Поднявшись со своего места, Яков прошел в сопровождении Амангельды вдоль арыка в ту сторону, откуда доносился шум падающей воды. Только теперь он увидел, что арык проходит по искусственной насыпи, заросшей травой и кустарником, укрепленной корнями склонившихся над водой деревьев. За домом Амангельды насыпь круто обрывалась подобием цементированного шлюза с деревянными заслонками. Здесь воду можно было пустить либо по боковому руслу, откуда она уходила частью в ручей, частью в мелкие арыки и канавки, покрывавшие густой сетью молодой сад, либо по бетонированному лотку на лопасти мельничного колеса. Водяная мельница там, где каждая капля воды на вес золота! Было чему удивиться!

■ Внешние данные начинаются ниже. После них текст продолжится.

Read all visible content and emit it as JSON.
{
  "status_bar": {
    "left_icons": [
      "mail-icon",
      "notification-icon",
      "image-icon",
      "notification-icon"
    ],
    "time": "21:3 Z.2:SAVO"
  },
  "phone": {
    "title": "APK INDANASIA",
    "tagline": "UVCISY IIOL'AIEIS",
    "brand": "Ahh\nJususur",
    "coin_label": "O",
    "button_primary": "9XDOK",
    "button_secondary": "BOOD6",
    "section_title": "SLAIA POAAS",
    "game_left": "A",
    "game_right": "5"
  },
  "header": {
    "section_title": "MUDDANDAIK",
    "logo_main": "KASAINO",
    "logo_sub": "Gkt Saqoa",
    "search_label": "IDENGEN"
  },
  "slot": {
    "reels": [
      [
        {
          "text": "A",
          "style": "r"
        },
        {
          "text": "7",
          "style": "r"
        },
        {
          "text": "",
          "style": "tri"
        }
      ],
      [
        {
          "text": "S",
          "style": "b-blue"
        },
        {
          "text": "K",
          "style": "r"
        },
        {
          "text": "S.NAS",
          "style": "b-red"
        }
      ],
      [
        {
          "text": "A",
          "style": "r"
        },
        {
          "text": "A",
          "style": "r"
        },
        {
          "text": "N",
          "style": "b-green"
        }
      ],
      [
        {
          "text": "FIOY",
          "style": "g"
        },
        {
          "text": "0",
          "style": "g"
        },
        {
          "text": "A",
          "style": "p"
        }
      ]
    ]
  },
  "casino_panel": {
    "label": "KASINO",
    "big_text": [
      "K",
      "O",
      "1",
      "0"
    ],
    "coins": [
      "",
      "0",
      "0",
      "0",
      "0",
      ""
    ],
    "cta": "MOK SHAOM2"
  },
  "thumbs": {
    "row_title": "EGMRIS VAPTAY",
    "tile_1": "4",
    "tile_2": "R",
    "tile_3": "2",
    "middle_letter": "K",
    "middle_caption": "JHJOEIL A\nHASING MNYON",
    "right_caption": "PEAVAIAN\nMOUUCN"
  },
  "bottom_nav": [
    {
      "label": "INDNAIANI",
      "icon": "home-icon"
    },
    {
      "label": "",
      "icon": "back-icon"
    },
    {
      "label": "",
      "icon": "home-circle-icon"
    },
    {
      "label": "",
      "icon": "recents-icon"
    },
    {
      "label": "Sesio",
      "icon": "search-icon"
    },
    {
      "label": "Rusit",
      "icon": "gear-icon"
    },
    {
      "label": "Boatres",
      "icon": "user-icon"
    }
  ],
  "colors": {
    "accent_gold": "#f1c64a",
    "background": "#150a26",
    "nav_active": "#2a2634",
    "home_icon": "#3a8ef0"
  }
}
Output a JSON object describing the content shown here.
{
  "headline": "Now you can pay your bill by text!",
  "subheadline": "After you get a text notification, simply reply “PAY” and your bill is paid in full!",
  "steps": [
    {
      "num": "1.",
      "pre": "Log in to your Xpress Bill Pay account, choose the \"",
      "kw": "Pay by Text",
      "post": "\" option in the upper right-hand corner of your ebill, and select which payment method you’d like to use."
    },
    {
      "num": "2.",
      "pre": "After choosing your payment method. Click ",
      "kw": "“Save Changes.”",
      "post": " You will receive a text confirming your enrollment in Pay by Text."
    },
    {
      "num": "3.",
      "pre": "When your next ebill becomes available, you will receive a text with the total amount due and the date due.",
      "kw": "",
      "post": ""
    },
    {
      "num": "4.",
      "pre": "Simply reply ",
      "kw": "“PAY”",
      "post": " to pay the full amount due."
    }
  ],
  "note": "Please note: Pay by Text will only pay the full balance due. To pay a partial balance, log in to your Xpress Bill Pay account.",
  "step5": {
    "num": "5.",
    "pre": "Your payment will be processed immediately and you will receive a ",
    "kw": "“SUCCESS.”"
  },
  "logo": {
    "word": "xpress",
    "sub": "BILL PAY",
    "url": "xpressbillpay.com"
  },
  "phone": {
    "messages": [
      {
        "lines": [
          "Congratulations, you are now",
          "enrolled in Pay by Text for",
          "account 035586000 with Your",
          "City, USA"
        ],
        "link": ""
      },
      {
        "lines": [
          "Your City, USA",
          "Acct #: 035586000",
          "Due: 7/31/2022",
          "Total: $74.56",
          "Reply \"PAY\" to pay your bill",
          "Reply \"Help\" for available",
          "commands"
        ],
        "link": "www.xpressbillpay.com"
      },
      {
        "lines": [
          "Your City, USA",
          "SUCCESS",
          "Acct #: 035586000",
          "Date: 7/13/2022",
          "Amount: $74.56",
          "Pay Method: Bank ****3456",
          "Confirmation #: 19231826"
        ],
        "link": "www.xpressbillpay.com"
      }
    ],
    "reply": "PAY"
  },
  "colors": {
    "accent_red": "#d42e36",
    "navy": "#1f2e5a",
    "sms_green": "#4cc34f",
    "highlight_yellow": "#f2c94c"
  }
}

— Ёшка стоит и думает: ай, какой богатый мельник Амангельды. Надо его раскулачить, — с усмешкой заметил следопыт. — Только мельница еще при отце стала общей. Увидели все — сделал мельницу Аман Дурды, помогать стали. Арык общим стал, и мельница общая. Кому надо, тот и мелет зерно.

Они оба спустились с насыпи и, перешагивая через мелкие ручейки, обошли вокруг сада. Амангельды наклонился к земле, внимательно всматриваясь в след чарыка, ясно отпечатавшегося на тропинке.

— Ай, Ёшка, смотри, какой-то человек ходил. Зачем к Амангельды в гости не зашел?

Яков начал было внимательно рассматривать отпечаток следа, но быстро понял: подтрунивает над ним следопыт, испытать хочет.

— Сейчас я скажу, какой человек, — пообещал он, снова всматриваясь в след. — Ростом выше среднего, худой, глаза черные, по горам бегает, как джейран, хитрый как лиса. Сам молодой, а балайчиков много — пять штук.

— Ай, молодец, Ёшка, все правильно сказал, — смеясь отозвался Амангельды. — Одно неправильно: пять балайчиков — мало. У отца семь было.

Яков почувствовал удовлетворение, что все-таки не попался на удочку следопыта.

— Ты, Ёшка, говоришь, давай учи след читать, — снова став серьезным, развел руками Амангельды. — Как учить? След увидел — смотри, куда ведет. С горы идет — каблуком пашет, на гору — носками упирается. Глаза закрыл: в голове сразу Душак, Мер-Ков, все тропки, все карнизы. Куда пойдет? На Душаке один узкий карниз, смотришь — нет. Бежишь узкий щель, сухой арык, там смотришь — тоже нет. Идешь мягкий склон, где осыпь. Ага! Есть! Значит, родник Шадн-Чишме ходил нарушитель, воду пил. Куда пойдет? Никуда не пойдет. Ночью пойдет...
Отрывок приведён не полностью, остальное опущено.